Ta nagła zmiana na rynku energetycznym już wpłynęła na zachowanie kilku dostawców energii. Według raportu niektóre firmy zmieniają ceny energii tak, aby zniechęcić klientów do stosowania banków akumulatorów wraz z instalacjami PV. Tego typu podejście Stock nazywa „przewrotnym”
„Banki akumulatorów, połączone z instalacją fotowoltaiczną mogą tylko pomóc sieciom przesyłowym. Dzięki nim operatorzy mogą zarządzać popytem na energię elektryczną zdecydowanie łatwiej. Eliminuje to również potrzebę rozbudowywania sieci elektrowni w przyszłości”

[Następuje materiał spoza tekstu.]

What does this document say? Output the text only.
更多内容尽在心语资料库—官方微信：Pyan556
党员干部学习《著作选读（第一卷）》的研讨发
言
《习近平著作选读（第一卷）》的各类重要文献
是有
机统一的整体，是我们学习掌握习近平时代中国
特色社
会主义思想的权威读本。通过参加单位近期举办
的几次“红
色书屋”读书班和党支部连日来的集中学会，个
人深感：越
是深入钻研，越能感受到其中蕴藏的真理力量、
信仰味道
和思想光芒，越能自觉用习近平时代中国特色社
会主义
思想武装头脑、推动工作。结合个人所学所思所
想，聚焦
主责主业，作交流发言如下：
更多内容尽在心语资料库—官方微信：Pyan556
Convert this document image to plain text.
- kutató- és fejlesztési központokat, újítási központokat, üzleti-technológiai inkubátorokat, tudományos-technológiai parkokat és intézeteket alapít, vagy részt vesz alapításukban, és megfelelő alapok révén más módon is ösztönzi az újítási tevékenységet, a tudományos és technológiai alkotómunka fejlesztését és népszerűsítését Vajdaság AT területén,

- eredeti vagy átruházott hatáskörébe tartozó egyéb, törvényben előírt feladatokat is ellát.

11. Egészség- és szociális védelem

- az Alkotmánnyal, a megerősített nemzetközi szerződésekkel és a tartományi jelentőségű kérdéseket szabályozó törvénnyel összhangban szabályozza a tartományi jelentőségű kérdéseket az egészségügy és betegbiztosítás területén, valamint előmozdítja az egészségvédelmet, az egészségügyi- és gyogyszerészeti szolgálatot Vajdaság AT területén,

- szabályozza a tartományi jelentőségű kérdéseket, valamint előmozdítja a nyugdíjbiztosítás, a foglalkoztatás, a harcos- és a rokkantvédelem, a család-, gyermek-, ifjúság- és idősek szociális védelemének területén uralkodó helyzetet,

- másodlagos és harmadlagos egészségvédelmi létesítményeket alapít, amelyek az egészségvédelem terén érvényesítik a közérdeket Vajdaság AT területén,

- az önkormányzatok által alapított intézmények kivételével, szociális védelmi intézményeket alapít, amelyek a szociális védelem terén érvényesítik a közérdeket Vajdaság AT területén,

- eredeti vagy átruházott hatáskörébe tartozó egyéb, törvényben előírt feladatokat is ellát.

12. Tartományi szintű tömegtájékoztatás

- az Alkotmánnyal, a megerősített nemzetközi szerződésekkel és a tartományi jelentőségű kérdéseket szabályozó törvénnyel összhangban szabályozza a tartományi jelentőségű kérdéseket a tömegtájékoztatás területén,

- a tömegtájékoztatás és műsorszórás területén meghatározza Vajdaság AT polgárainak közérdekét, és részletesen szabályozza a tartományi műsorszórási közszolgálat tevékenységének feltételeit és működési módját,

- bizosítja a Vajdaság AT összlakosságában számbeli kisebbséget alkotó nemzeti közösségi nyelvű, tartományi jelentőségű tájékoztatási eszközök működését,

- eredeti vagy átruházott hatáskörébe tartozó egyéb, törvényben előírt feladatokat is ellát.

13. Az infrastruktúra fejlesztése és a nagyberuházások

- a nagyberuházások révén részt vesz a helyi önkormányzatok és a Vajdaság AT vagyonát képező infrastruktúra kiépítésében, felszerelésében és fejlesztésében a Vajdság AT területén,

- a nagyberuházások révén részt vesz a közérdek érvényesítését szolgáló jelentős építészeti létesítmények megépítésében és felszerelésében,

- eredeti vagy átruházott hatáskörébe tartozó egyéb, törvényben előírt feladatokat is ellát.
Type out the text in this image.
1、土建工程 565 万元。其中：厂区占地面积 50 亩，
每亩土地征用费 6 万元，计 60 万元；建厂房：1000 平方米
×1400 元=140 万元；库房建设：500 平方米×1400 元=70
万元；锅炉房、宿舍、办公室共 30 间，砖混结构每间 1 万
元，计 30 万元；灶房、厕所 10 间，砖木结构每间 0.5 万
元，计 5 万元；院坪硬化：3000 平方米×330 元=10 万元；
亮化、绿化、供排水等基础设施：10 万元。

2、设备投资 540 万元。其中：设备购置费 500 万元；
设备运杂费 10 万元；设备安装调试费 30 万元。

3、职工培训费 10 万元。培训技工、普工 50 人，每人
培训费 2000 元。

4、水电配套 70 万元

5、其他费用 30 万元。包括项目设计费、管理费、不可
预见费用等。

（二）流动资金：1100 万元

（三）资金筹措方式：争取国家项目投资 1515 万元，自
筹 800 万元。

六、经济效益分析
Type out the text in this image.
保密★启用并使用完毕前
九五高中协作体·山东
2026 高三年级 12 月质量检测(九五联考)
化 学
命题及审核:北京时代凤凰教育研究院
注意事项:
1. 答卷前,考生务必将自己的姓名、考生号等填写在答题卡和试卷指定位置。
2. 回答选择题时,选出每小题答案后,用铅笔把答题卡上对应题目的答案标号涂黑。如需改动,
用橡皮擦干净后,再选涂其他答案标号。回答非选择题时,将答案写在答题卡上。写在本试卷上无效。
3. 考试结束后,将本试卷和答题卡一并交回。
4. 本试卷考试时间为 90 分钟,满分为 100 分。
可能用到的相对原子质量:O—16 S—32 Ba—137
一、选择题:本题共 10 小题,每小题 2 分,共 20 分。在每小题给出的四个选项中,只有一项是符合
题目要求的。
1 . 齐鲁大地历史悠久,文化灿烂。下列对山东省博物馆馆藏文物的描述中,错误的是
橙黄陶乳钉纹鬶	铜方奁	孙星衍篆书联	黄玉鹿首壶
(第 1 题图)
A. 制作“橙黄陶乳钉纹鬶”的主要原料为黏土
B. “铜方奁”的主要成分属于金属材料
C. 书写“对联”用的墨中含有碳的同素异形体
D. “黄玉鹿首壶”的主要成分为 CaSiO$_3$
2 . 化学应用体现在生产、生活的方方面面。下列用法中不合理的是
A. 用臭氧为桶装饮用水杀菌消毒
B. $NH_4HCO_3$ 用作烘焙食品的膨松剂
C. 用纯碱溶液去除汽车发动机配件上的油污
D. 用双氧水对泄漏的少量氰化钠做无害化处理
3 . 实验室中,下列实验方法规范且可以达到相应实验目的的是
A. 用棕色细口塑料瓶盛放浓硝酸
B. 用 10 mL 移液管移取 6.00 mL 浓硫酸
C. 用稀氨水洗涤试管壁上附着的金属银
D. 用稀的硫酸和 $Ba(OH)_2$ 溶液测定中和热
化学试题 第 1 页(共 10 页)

Według Stocka przekonanie operatorów energetycznych do zaakceptowania rozwiązania: baterie słoneczne+akumulatory jest obecnie największym wyzwaniem stojącym przed branżą PV w Australii. „Jeśli operatorzy energetyczni będą widzieć w nowej technologii jedynie zagrożenie, mogą potencjalnie cofnąć Australię z pozycji lidera w tej dziedzinie nawet na kolejne dziesięć lat”.
Obecnie blisko 1,4 miliona domów w Australii posiada instalację fotowoltaiczną. Liczba domów z bankami akumulatorów sięga 500. Spadające ceny akumulatorów – ukończenie gigafabryki Tesli w Newadzie ma przyspieszyć ten proces – sprawią, że ilość domów posiadających banki akumulatorów gwałtownie wzrośnie. Pozwoli to na zwiększenie liczby instalacji PV i większy udział w rynku samochodów z napędem elektrycznym.
Na niedawnych targach All Energy w Australii, tamtejszy minister środowiska, Greg Hunt zasugerował możliwość wprowadzenia dopłat do banków akumulatorów, co pozwoliłoby na rozwinięcie branży PV w Australii do wielomiliardowych poziomów.